Engineering turns a working LLM demo into software that can be deployed, debugged, measured, and maintained after prompts, models, documents, and users change.

See the LLMOps Loop First

LLM engineering chapter learning sequence diagram

LLMOps trace review closed-loop diagram

Observability logs metrics trace map

Your first engineering goal is simple: when an answer is wrong, you can explain which layer caused it.

Run a Trace Readiness Check

Every production-style LLM feature needs enough trace fields to debug one bad answer.

trace = {
"request_id": "demo-001",
"prompt_version": "rag-v2",
"retrieval_hits": 2,
"model_ms": 850,
"format_ok": True,
"cost_usd": 0.003,
}

required = ["request_id", "prompt_version", "retrieval_hits", "model_ms", "format_ok", "cost_usd"]

print("trace_ready:", all(field in trace for field in required))
print("debug_fields:", ", ".join(required))

Expected output:

trace_ready: True
debug_fields: request_id, prompt_version, retrieval_hits, model_ms, format_ok, cost_usd

If these fields are missing, debugging becomes guesswork.
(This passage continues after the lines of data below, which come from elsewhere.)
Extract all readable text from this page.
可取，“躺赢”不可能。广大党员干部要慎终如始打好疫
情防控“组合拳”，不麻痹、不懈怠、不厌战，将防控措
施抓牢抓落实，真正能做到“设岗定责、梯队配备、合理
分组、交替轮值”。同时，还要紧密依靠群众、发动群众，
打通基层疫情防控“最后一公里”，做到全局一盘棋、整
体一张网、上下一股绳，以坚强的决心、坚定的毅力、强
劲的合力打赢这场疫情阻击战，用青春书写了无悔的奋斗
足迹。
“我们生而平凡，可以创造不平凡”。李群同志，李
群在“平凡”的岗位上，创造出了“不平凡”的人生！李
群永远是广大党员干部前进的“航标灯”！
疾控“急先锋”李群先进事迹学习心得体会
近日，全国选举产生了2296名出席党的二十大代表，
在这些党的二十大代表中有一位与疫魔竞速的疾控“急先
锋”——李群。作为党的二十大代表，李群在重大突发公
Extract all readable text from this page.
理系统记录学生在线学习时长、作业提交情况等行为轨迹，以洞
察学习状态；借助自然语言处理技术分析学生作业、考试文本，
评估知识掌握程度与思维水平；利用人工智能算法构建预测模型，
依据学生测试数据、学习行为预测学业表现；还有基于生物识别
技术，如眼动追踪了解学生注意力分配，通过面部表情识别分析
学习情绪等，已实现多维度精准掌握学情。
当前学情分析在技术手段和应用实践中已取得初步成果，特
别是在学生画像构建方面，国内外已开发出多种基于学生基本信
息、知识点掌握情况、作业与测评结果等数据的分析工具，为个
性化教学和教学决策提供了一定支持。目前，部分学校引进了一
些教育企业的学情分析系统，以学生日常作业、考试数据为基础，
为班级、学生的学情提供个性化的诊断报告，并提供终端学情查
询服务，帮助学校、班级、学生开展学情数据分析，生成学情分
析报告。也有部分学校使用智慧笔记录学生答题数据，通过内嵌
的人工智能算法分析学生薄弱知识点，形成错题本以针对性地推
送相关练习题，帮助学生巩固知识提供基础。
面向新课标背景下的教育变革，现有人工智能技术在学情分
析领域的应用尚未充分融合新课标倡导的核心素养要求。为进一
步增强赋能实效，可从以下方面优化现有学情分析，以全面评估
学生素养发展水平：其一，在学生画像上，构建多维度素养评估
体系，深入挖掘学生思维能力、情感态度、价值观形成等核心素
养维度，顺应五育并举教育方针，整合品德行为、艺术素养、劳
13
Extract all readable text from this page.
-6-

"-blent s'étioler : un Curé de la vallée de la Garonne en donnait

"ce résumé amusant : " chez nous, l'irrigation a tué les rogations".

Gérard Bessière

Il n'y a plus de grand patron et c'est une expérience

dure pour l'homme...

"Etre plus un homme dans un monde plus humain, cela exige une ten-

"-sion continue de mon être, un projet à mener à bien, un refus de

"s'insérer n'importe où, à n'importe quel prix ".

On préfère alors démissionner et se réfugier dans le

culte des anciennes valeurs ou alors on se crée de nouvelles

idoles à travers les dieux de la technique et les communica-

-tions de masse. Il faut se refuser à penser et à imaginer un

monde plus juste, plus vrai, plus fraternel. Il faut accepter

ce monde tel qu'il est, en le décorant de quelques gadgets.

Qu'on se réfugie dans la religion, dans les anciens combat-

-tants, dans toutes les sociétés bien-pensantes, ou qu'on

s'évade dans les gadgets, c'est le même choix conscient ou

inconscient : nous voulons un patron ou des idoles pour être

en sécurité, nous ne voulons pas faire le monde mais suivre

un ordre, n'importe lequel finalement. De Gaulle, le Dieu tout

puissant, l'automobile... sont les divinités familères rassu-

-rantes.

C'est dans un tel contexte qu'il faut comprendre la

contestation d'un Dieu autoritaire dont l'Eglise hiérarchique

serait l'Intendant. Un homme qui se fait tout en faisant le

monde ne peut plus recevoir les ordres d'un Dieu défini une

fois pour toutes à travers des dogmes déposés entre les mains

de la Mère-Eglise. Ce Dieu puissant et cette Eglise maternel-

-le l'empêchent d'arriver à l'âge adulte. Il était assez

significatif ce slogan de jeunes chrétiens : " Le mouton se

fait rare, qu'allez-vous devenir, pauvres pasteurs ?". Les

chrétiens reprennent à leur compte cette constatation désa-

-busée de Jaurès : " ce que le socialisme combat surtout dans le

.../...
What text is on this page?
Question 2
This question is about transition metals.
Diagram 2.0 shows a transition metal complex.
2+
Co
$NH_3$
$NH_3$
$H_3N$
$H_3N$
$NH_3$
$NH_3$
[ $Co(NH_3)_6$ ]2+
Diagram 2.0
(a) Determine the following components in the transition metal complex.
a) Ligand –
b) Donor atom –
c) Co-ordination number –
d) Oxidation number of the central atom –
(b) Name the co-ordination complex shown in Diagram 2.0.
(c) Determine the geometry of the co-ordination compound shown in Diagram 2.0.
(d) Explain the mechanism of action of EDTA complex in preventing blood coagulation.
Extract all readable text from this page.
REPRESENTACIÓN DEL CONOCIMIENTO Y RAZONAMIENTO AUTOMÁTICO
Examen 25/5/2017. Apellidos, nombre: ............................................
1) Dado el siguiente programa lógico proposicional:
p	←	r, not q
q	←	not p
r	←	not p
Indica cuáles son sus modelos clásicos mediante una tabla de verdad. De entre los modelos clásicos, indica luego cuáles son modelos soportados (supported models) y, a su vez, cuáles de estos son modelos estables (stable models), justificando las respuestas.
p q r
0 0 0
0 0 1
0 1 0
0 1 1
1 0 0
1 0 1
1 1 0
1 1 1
Add logs before adding more features.

Learn in This Order

StepReadPractice Output
1Async programmingAdd timeout, retry, concurrency limit, and cancellation thinking
2API designDefine request/response schema and error codes
3Logging and monitoringRecord prompt version, retrieval hits, latency, cost, and failures
4Docker deploymentPackage the app with reproducible run instructions

Pass Check

You pass this chapter when your minimal app has a run command, API contract, error handling, logs, and one documented failure investigation.

The exit mini project is an engineering evidence pack: one trace log, one common error, one fix, one regression check, and one deployment note.